Today I attended my first team practice this season. Our team (the 60+ team I’ve been playing the longest with) rented a couple of batting tunnels at a sports facility. Good turnout! — eleven of the sixteen players on our roster. Some had done this last week, but I wasn’t able to attend due to speed skating the last ice at the Pettit National Ice Center.
I’d had a bit of practice last month in Phoenix on our drive back from California, with a teammate who has a winter home there. Throwing and fielding some fly balls, bunting a few pitches.
Today was my first chance to see if my VR batting practice was working well, or throwing me off. Results: unsure.
I did a 50 swing VR session at home before driving to the facility. I had the bat calibrated quite well and hit great for all but the highest velocity pitcher (~70mph).

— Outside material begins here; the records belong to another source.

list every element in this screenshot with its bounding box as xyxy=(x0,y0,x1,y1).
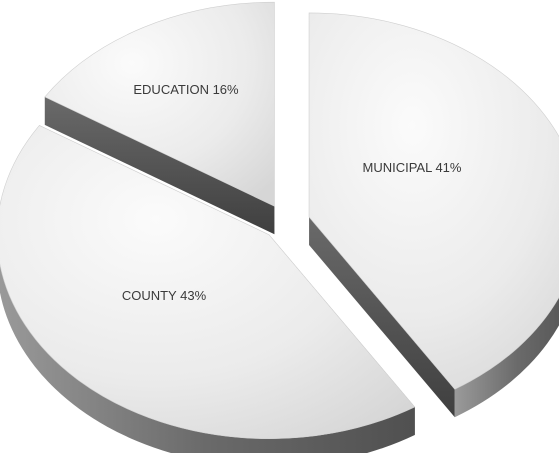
pie-label-education: EDUCATION 16% xyxy=(133,82,239,97)
pie-slice-side xyxy=(0,264,415,453)
pie-slice-municipal xyxy=(308,12,559,418)
pie-slice-wall xyxy=(44,96,275,235)
pie-labels: MUNICIPAL 41% COUNTY 43% EDUCATION 16% xyxy=(122,82,462,303)
pie-slice-wall xyxy=(309,216,455,418)
pie-slice-county xyxy=(0,125,416,453)
pie-slice-top xyxy=(0,125,416,440)
pie-slice-top xyxy=(44,1,275,207)
pie-label-municipal: MUNICIPAL 41% xyxy=(363,160,462,175)
pie-slice-top xyxy=(308,12,559,390)
pie-slice-education xyxy=(44,1,275,235)
pie-label-county: COUNTY 43% xyxy=(122,288,207,303)
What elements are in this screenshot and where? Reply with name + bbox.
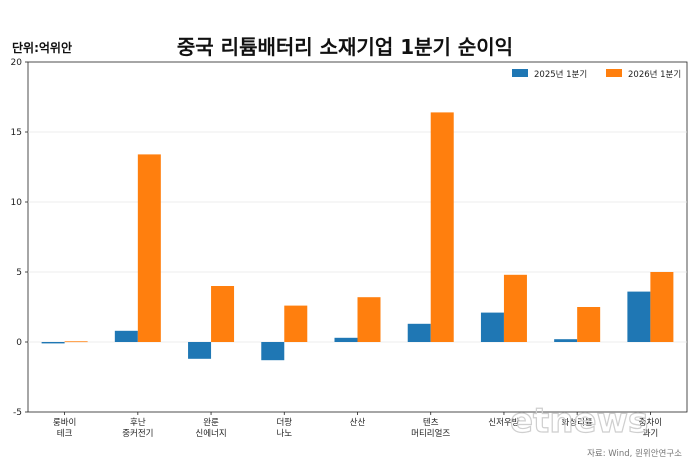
x-tick-label: 나노 <box>276 429 292 439</box>
legend-swatch <box>606 69 622 77</box>
legend-label: 2026년 1분기 <box>628 69 681 80</box>
plot-frame <box>27 61 688 413</box>
bar <box>188 342 212 359</box>
x-tick-label: 화성리튬 <box>562 418 593 428</box>
y-tick-label: 20 <box>11 58 23 68</box>
x-tick-label: 머티리얼즈 <box>411 428 450 439</box>
legend-label: 2025년 1분기 <box>534 69 587 80</box>
bar <box>284 305 308 342</box>
x-tick-label: 룽바이 <box>53 417 76 428</box>
bar <box>64 341 88 343</box>
x-tick-label: 신에너지 <box>195 428 226 439</box>
bar <box>430 112 454 343</box>
x-tick-label: 과기 <box>643 429 659 439</box>
bar <box>577 307 601 342</box>
x-tick-label: 중커전기 <box>122 428 153 439</box>
y-tick-label: 5 <box>16 268 22 278</box>
bar <box>261 342 285 361</box>
bar <box>334 337 358 342</box>
x-tick-label: 텐츠 <box>423 417 439 428</box>
bar <box>114 330 138 342</box>
bar <box>211 286 235 342</box>
x-tick-label: 신저우방 <box>488 417 519 428</box>
bar <box>480 312 504 342</box>
y-tick-label: 10 <box>11 198 23 208</box>
bar <box>627 291 651 342</box>
bar <box>137 154 161 342</box>
unit-label: 단위:억위안 <box>12 40 72 55</box>
bar <box>357 297 381 342</box>
chart-title: 중국 리튬배터리 소재기업 1분기 순이익 <box>177 35 513 59</box>
x-tick-label: 테크 <box>57 429 73 439</box>
legend-swatch <box>512 69 528 77</box>
bar <box>407 323 431 342</box>
legend: 2025년 1분기 2026년 1분기 <box>512 69 681 80</box>
bar <box>41 342 65 344</box>
bar <box>503 274 527 342</box>
y-tick-label: 0 <box>16 338 22 348</box>
x-tick-label: 중차이 <box>639 417 662 428</box>
y-tick-label: 15 <box>11 128 22 138</box>
x-tick-label: 더팡 <box>276 417 292 428</box>
watermark: etnews <box>510 401 648 441</box>
source-note: 자료: Wind, 윈위안연구소 <box>587 448 682 459</box>
x-tick-label: 산산 <box>350 417 366 428</box>
x-tick-label: 완룬 <box>203 418 219 428</box>
x-tick-label: 후난 <box>130 418 146 428</box>
bar <box>650 272 674 342</box>
bar <box>554 339 578 342</box>
y-tick-label: -5 <box>13 408 22 418</box>
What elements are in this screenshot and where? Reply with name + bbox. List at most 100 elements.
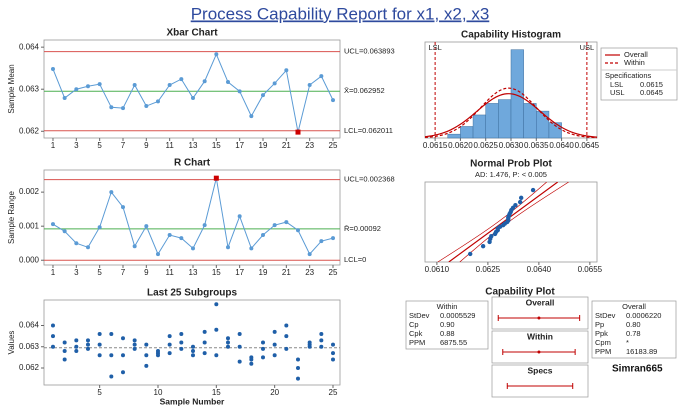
stats-value: 0.90 — [440, 320, 455, 329]
interval-box — [491, 364, 589, 398]
x-tick-label: 19 — [259, 268, 268, 277]
point — [249, 361, 254, 366]
control-limit-label: UCL=0.063893 — [344, 47, 395, 56]
point — [62, 229, 67, 234]
stats-key: Ppk — [595, 329, 608, 338]
point — [179, 77, 184, 82]
histogram-bar — [447, 133, 461, 139]
point — [307, 83, 312, 88]
x-tick-label: 7 — [121, 268, 126, 277]
point — [144, 353, 149, 358]
y-tick-label: 0.000 — [19, 255, 40, 264]
point — [295, 228, 300, 233]
x-tick-label: 15 — [212, 141, 221, 150]
point — [260, 346, 265, 351]
point — [249, 355, 254, 360]
normal-curve — [424, 87, 598, 139]
point — [319, 338, 324, 343]
point — [109, 374, 114, 379]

My main problem at high velocity was distinguishing balls from strikes, not swinging/contact.
At team BP, as usual I bunted the first four pitches and that seemed OK. I barely made contact the first few swings, which is a sign that ball-tracking in VR isn’t the same as RR (‘real reality’). After a few swings, I started hitting OK. I definitely benefited from learning not to lunge. But I only really squared up a few balls out of perhaps forty swings. I did feel strong enough to comfortably swing the heaviest bat I brought (34” 30oz); I did work my way lighter and choked up a bit as our one hour session progressed.
It’s still possible that VR could translate to RR better than what I experienced today. The reason is because the batting ‘tunnels’ at the facility only allowed for about 30’ from the pitcher to the plate. On Thursday I’m going to a batting practice with another team (a 52+ team that I’m joining this season, in order to get more reps against higher velocity pitchers so that I can hit better against the best 60+ pitchers) at a facility that I believe has longer tunnels.